Você já parou para pensar que um pedaço do seu nome pode viajar pelo espaço? Não é força de expressão. A NASA abriu um cadastro mundial para enviar nomes de pessoas comuns — como eu e você — a bordo da missão Artemis II, prevista para abril de 2026.

A iniciativa é simbólica, mas carrega peso histórico. A Artemis II será a primeira missão tripulada a contornar a Lua desde 1972, quando a Apollo 17 encerrou a era dourada das viagens lunares. Meio século depois, a humanidade volta a olhar para o satélite natural com planos concretos. E convida o público a participar. Clique aqui e coloque seu nome. Termina nesta quarta (21). Faça sua inscrição aqui.

Simples assim.

A agência espacial norte-americana permite que qualquer pessoa, de qualquer país, envie gratuitamente seu nome. Ele será gravado em um pequeno cartão digital, armazenado dentro da cápsula Orion, que fará a viagem ao redor da Lua e retornará à Terra.

Não há sorteio. Não há taxa. Basta se cadastrar.

O prazo, porém, é curto. As inscrições seguem abertas até 21 de janeiro de 2026.

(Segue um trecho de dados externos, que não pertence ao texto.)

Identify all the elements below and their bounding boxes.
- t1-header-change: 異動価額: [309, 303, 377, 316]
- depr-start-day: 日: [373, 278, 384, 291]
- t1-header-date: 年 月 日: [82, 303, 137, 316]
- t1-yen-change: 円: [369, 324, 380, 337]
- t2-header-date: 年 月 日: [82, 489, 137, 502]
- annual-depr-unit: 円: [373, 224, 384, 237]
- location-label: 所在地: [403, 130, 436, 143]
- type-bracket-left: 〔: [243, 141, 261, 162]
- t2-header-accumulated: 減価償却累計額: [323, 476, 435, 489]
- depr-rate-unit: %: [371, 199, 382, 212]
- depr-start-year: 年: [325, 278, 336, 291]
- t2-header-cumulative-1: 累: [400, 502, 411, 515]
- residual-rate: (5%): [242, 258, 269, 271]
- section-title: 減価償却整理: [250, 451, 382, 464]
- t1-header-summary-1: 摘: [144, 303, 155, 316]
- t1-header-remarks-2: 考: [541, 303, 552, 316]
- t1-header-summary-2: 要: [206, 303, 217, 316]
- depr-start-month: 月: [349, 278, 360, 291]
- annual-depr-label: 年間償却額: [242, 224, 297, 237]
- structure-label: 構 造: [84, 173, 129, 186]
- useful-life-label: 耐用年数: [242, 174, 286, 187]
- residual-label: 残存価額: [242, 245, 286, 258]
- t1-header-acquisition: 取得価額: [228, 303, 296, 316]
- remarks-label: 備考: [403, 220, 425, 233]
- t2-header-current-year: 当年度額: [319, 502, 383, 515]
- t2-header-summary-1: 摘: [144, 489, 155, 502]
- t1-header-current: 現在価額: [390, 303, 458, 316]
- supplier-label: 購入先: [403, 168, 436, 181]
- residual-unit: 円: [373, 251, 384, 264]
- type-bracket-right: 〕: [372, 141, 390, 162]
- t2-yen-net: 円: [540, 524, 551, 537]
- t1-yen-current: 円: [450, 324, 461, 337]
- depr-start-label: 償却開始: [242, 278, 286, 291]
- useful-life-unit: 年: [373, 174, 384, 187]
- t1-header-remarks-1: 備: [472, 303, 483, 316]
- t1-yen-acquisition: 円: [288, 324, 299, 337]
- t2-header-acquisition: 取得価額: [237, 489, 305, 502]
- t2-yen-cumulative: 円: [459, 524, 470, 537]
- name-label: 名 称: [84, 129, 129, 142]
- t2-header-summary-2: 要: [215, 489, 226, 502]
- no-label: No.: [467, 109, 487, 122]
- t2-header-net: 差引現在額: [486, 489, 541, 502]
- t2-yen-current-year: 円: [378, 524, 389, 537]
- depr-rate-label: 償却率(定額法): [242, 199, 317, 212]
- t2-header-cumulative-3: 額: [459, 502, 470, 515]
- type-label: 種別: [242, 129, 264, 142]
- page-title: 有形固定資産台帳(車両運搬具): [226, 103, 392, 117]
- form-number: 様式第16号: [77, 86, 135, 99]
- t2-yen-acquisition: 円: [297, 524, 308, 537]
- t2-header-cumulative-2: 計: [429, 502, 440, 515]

Uma missão que olha para frente

A Artemis II não vai pousar na Lua. Ainda não. A missão tem outro papel: testar sistemas, validar a nave Orion e preparar o terreno para voos mais ambiciosos. Inclusive o retorno de astronautas à superfície lunar e, mais adiante, a tão falada viagem a Marte.

Serão cerca de dez dias no espaço. A cápsula vai acelerar, contornar a Lua, passar pelo seu lado oculto — aquele que nunca vemos da Terra — e iniciar o caminho de volta. Tudo cronometrado. Tudo monitorado.

A bordo, quatro astronautas. Três americanos e um canadense. Do lado de fora, milhões de nomes invisíveis, silenciosos, mas presentes.

É aí que entra o gesto da NASA. Pequeno, mas poderoso.

Por que isso importa

Enviar o nome para a Lua não muda a ciência. Não altera a missão. Mas cria vínculo. Aproxima. Humaniza.

Em um mundo atolado de crises, guerras e notícias duras, há algo quase poético em saber que seu nome — só ele, letras simples — vai circular em torno da Lua. Como um bilhete preso a uma garrafa lançada no espaço.

Você olha para o céu. A Lua está lá. Sempre esteve. Agora, imagine saber que, por alguns dias, seu nome esteve com ela.

É simbólico. Mas símbolos também contam histórias.

E essa, convenhamos, é daquelas que dá gosto contar.